ORVIBO, a Chinese manufacturer of smart home devices, left an unprotected Elasticsearch database accessible online through a web interface with no authentication. The database contained more than 2 billion user records representing more than a million users of ORVIBO smart home devices worldwide.
The database was secured after being accessible for 2 weeks. This vulnerability was discovered by a research team working for vpnMentor. Researchers claim that the manufacturer did not respond to warnings since mid-June.
The ORVIBO database contained critical user data:
- Email addresses and passwords hashed using MD5 with no salt: This weak hashing algorithm makes it possible for an attacker to easily find user passwords.
- Account reset codes: These codes make it possible for a malicious party to change the owner’s login data, taking over the device and locking the owner out of it.

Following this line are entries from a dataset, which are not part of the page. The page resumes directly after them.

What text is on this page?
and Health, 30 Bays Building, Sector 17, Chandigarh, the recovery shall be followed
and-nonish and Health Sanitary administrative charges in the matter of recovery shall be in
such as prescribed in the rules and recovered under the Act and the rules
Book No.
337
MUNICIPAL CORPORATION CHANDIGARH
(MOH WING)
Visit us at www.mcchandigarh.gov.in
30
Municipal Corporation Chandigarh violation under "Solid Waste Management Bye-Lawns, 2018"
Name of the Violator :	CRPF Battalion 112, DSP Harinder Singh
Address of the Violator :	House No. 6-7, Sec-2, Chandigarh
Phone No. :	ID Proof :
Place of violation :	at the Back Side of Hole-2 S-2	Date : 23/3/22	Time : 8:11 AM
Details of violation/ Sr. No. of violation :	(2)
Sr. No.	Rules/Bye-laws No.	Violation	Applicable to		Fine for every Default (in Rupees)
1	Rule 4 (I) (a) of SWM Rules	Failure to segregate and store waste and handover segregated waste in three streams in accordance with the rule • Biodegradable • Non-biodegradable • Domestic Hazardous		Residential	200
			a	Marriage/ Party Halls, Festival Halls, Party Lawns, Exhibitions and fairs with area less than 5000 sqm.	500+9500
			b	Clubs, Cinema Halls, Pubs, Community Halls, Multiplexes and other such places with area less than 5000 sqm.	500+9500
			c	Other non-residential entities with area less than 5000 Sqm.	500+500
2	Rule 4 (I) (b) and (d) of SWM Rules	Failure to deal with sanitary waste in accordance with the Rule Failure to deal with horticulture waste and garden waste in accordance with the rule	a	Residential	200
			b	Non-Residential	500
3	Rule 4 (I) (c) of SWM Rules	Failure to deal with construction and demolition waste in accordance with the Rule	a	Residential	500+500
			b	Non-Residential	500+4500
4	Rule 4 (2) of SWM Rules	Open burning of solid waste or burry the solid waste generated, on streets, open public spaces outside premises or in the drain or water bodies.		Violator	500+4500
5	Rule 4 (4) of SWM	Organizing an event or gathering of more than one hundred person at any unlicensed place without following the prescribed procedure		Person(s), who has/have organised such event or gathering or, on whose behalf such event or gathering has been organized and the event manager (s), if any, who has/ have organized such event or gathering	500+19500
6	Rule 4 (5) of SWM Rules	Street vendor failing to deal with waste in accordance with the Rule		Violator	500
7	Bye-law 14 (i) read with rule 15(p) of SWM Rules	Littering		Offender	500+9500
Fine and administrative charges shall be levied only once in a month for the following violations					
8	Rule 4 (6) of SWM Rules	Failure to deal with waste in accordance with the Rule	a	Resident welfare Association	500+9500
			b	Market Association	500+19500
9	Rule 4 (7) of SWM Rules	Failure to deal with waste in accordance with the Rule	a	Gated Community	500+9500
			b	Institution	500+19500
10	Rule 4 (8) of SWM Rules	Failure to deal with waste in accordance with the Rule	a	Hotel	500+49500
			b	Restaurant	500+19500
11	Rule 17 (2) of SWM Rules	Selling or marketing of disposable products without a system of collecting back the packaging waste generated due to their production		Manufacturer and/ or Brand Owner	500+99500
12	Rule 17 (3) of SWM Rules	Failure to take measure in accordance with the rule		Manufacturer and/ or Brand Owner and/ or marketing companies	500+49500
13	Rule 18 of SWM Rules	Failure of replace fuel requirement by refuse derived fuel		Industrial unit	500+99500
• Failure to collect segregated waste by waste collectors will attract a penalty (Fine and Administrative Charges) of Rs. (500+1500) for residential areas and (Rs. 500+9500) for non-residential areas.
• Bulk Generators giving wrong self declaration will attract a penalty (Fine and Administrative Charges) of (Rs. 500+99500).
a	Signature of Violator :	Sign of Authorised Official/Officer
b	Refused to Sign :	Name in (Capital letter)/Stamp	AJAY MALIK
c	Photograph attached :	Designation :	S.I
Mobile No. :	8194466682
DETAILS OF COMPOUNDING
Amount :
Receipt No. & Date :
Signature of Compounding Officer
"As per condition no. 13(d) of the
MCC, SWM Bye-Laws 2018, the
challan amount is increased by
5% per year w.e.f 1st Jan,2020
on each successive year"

This could lead to major privacy breaches, for example in the case of smart home cameras.
- Geolocation data, IP addresses, family names: This information would be precious for a burglar who would be able to, for example, hijack the security camera and turn off the power using a smart switch.

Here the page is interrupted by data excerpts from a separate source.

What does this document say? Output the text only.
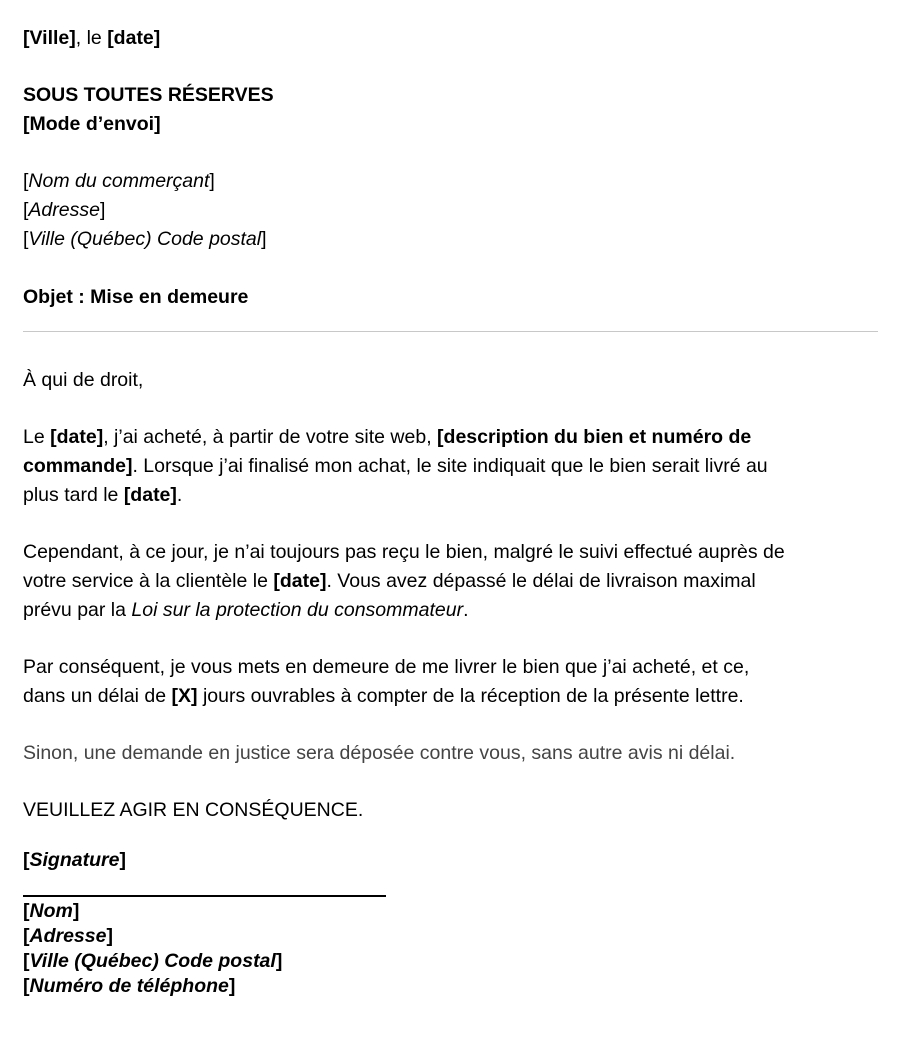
[Ville], le [date]
SOUS TOUTES RÉSERVES
[Mode d’envoi]
[Nom du commerçant]
[Adresse]
[Ville (Québec) Code postal]
Objet : Mise en demeure
À qui de droit,
Le [date], j’ai acheté, à partir de votre site web, [description du bien et numéro de
commande]. Lorsque j’ai finalisé mon achat, le site indiquait que le bien serait livré au
plus tard le [date].
Cependant, à ce jour, je n’ai toujours pas reçu le bien, malgré le suivi effectué auprès de
votre service à la clientèle le [date]. Vous avez dépassé le délai de livraison maximal
prévu par la Loi sur la protection du consommateur.
Par conséquent, je vous mets en demeure de me livrer le bien que j’ai acheté, et ce,
dans un délai de [X] jours ouvrables à compter de la réception de la présente lettre.
Sinon, une demande en justice sera déposée contre vous, sans autre avis ni délai.
VEUILLEZ AGIR EN CONSÉQUENCE.
[Signature]
[Nom]
[Adresse]
[Ville (Québec) Code postal]
[Numéro de téléphone]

According to additional information from ZDNet, the database was published using the default Elasticsearch HTML interface (port 9200) so it was trivial to find. Note that the Acunetix web vulnerability scanner checks for the availability of Elasticsearch services since 2014 so this vulnerability could have been easily found by the manufacturer.

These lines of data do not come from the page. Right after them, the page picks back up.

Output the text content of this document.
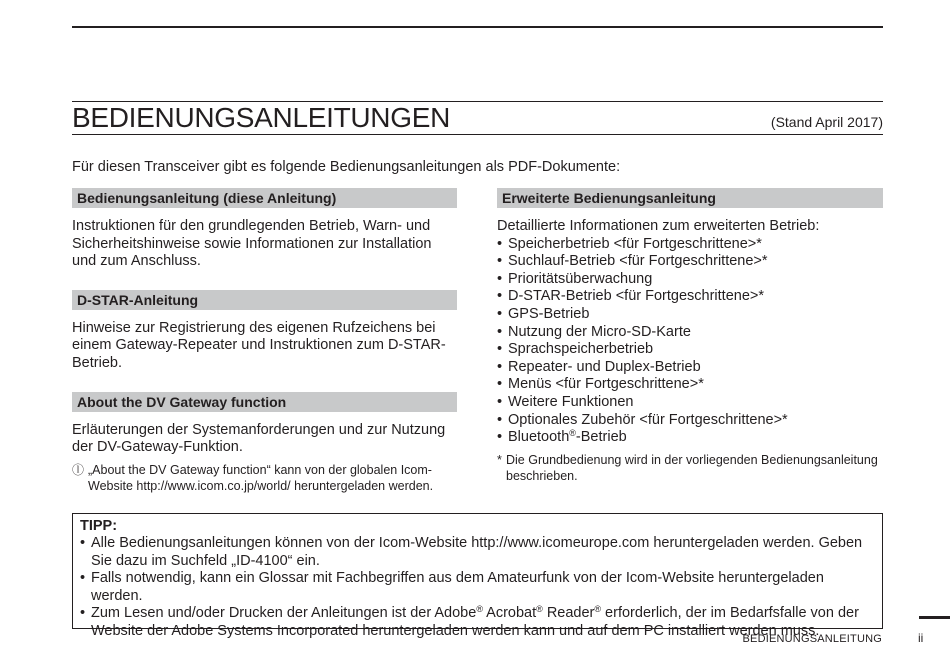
BEDIENUNGSANLEITUNGEN	(Stand April 2017)
Für diesen Transceiver gibt es folgende Bedienungsanleitungen als PDF-Dokumente:
Bedienungsanleitung (diese Anleitung)
Instruktionen für den grundlegenden Betrieb, Warn- und Sicherheitshinweise sowie Informationen zur Installation und zum Anschluss.
D-STAR-Anleitung
Hinweise zur Registrierung des eigenen Rufzeichens bei einem Gateway-Repeater und Instruktionen zum D-STAR-Betrieb.
About the DV Gateway function
Erläuterungen der Systemanforderungen und zur Nutzung der DV-Gateway-Funktion.
ⓛ „About the DV Gateway function“ kann von der globalen Icom-Website http://www.icom.co.jp/world/ heruntergeladen werden.
Erweiterte Bedienungsanleitung
Detaillierte Informationen zum erweiterten Betrieb:
• Speicherbetrieb <für Fortgeschrittene>*
• Suchlauf-Betrieb <für Fortgeschrittene>*
• Prioritätsüberwachung
• D-STAR-Betrieb <für Fortgeschrittene>*
• GPS-Betrieb
• Nutzung der Micro-SD-Karte
• Sprachspeicherbetrieb
• Repeater- und Duplex-Betrieb
• Menüs <für Fortgeschrittene>*
• Weitere Funktionen
• Optionales Zubehör <für Fortgeschrittene>*
• Bluetooth®-Betrieb
* Die Grundbedienung wird in der vorliegenden Bedienungsanleitung beschrieben.
TIPP:
• Alle Bedienungsanleitungen können von der Icom-Website http://www.icomeurope.com heruntergeladen werden. Geben Sie dazu im Suchfeld „ID-4100“ ein.
• Falls notwendig, kann ein Glossar mit Fachbegriffen aus dem Amateurfunk von der Icom-Website heruntergeladen werden.
• Zum Lesen und/oder Drucken der Anleitungen ist der Adobe® Acrobat® Reader® erforderlich, der im Bedarfsfalle von der Website der Adobe Systems Incorporated heruntergeladen werden kann und auf dem PC installiert werden muss.
BEDIENUNGSANLEITUNG	ii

On July the 3rd, ORVIBO published confirmation and an apology on Twitter. The manufacturer stated that the vulnerability was eliminated as soon as it was reported. This is inconsistent with the stance of vpnMentor who claim that they tried contacting ORVIBO privately since June the 16th and even tweeted the company before publishing full disclosure. ZDNet also states that their journalists have been trying to contact the manufacturer for two weeks to no avail. At the time of writing, ORVIBO did not notify the affected users directly and did not publish any information on how they are going to prevent the leaked data from affecting their customers.